Thank you BH Impact for sending us this DVD to review!
Most Christians are familiar with Mary’s role in submitting to God’s will and bringing our savior into this world. She agreed to carry the Lord’s child knowing that her future marriage and life would be endangered as a result. Because of a dream Joseph received from the Lord, he knew that her pregnancy was indeed a miracle and continued the engagement knowing that his reputation would suffer as a result. The movie Joseph and Mary doesn’t focus on the angelic visit and begins with Joseph (Kevin Sorbo) crafting a wooden cradle for their future baby.
While the Bible doesn’t specify the ages of Mary and Joseph, I’m willing to bet that they were much younger than the actors used to play their roles in this film. I’m also willing to wager that they were not Caucasian either. The miscasting continues in the temple scene with Simeon and Anna. Their actors are much too young for their roles. Both of them were promised to see the Messiah before they died and Anna was in her eighties when she saw baby Jesus.
The acting is still decent regardless of their ages and the main story of the revenge seeking rabbi, Elijah, is pretty good. King Herod’s taxes are causing an uproar and people who resist paying taxes are made examples of. Rebekah’s husband, Aaron, is killed in front of her despite Elijah’s attempts of appeasing the tax collector. The husband’s dying wish is that Elijah takes care of his wife and he does so. Her oldest son grows fond of Elijah and they become a family. That is until Herod demands the deaths of young male children. Rebekah vows vengeance on the soldier that carried out Herod’s orders on her family and she pressures Elijah into killing him on her behalf.

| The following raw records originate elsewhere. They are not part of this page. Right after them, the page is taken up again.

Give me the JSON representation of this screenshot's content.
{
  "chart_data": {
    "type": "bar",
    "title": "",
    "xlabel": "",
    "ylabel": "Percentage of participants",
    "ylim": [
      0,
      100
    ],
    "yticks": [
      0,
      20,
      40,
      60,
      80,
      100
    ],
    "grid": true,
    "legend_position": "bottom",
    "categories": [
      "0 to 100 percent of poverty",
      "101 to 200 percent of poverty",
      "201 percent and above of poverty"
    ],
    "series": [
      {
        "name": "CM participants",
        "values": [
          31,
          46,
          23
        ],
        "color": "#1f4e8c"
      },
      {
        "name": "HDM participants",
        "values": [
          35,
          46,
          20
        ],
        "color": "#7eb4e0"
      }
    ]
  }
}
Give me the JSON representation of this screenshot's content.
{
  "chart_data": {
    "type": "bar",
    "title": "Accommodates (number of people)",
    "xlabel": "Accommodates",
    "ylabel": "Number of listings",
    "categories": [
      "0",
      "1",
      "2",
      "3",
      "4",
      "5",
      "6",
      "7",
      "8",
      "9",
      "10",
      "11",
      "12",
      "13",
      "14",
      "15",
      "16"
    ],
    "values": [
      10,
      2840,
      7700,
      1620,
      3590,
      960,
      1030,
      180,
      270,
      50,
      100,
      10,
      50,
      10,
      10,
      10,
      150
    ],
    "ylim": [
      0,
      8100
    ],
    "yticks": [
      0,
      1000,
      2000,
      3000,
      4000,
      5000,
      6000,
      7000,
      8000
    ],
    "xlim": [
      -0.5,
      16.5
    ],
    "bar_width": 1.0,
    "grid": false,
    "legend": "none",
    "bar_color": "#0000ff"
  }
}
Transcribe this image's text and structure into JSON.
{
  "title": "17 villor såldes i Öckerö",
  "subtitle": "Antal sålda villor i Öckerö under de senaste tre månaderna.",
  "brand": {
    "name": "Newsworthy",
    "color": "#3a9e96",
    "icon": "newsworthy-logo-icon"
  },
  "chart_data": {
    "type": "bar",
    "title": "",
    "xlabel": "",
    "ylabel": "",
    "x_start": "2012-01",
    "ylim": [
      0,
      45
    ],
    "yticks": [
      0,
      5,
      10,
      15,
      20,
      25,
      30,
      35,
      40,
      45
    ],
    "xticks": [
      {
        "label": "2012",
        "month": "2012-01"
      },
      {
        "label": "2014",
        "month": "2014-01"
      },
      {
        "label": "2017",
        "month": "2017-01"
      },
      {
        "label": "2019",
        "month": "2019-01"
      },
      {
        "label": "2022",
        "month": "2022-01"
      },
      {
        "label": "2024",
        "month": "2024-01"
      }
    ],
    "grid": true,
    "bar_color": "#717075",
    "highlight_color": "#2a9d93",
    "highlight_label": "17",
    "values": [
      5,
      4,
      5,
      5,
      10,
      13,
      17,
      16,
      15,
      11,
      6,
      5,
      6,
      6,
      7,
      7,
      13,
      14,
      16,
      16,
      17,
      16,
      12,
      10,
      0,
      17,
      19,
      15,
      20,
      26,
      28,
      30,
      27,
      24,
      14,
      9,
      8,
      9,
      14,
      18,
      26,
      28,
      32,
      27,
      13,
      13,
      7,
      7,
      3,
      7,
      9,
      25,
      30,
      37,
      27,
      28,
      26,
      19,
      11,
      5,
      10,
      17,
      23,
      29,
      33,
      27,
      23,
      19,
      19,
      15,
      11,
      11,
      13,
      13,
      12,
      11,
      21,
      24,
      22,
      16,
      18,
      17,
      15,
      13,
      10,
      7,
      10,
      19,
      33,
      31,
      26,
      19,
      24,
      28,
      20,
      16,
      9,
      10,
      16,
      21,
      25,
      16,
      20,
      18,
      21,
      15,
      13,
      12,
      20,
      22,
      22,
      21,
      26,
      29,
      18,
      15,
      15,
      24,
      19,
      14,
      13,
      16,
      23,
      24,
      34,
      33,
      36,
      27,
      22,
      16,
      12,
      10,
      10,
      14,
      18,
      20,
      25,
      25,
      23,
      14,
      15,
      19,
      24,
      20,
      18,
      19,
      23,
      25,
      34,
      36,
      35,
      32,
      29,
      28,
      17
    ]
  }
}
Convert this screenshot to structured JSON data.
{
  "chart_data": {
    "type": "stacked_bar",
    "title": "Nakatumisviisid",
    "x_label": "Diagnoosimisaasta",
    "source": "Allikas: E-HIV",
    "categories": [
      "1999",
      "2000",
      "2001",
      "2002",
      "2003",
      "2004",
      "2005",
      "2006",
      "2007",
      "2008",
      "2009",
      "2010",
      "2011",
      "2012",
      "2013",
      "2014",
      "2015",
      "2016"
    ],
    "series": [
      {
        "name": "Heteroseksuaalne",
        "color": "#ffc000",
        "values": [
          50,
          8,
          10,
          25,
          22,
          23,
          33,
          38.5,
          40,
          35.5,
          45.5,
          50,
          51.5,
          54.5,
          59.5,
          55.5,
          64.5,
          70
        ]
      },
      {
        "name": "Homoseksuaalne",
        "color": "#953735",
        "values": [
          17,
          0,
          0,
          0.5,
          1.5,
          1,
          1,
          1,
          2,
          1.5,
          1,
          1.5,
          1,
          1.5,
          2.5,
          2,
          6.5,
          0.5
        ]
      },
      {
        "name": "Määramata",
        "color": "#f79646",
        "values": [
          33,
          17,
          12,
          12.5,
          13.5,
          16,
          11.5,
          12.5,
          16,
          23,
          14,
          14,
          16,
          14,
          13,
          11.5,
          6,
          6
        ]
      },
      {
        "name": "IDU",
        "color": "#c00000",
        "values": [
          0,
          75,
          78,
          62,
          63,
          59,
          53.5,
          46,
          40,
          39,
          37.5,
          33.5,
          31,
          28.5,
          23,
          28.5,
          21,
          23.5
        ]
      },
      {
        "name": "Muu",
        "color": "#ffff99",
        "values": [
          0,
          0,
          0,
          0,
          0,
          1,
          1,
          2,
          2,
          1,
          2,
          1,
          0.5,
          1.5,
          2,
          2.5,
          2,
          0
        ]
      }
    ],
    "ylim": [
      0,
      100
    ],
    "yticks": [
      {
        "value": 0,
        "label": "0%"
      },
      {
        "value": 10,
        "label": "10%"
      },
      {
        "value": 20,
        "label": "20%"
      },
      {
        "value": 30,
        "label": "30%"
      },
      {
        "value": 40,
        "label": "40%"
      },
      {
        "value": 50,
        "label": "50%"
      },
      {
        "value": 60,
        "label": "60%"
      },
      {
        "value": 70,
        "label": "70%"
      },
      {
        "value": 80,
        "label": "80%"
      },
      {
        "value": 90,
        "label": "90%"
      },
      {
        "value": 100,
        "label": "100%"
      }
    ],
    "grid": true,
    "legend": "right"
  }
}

Elijah refers to the Deuteronomy 19 verse 21 which states a life for a life and an eye for an eye for agreeing to kill this legionnaire. Joseph is trying to convince Elijah to forgive the man and have compassion on him instead. As Jesus grows up and speaks in the temple, Elijah is convinced that there’s something different about this child and starts to believe that He’s the Messiah. Can he accept Christ’s teachings and learn to forgive? I’ll leave the rest for you see for yourself in this hour and twenty-two-minute film.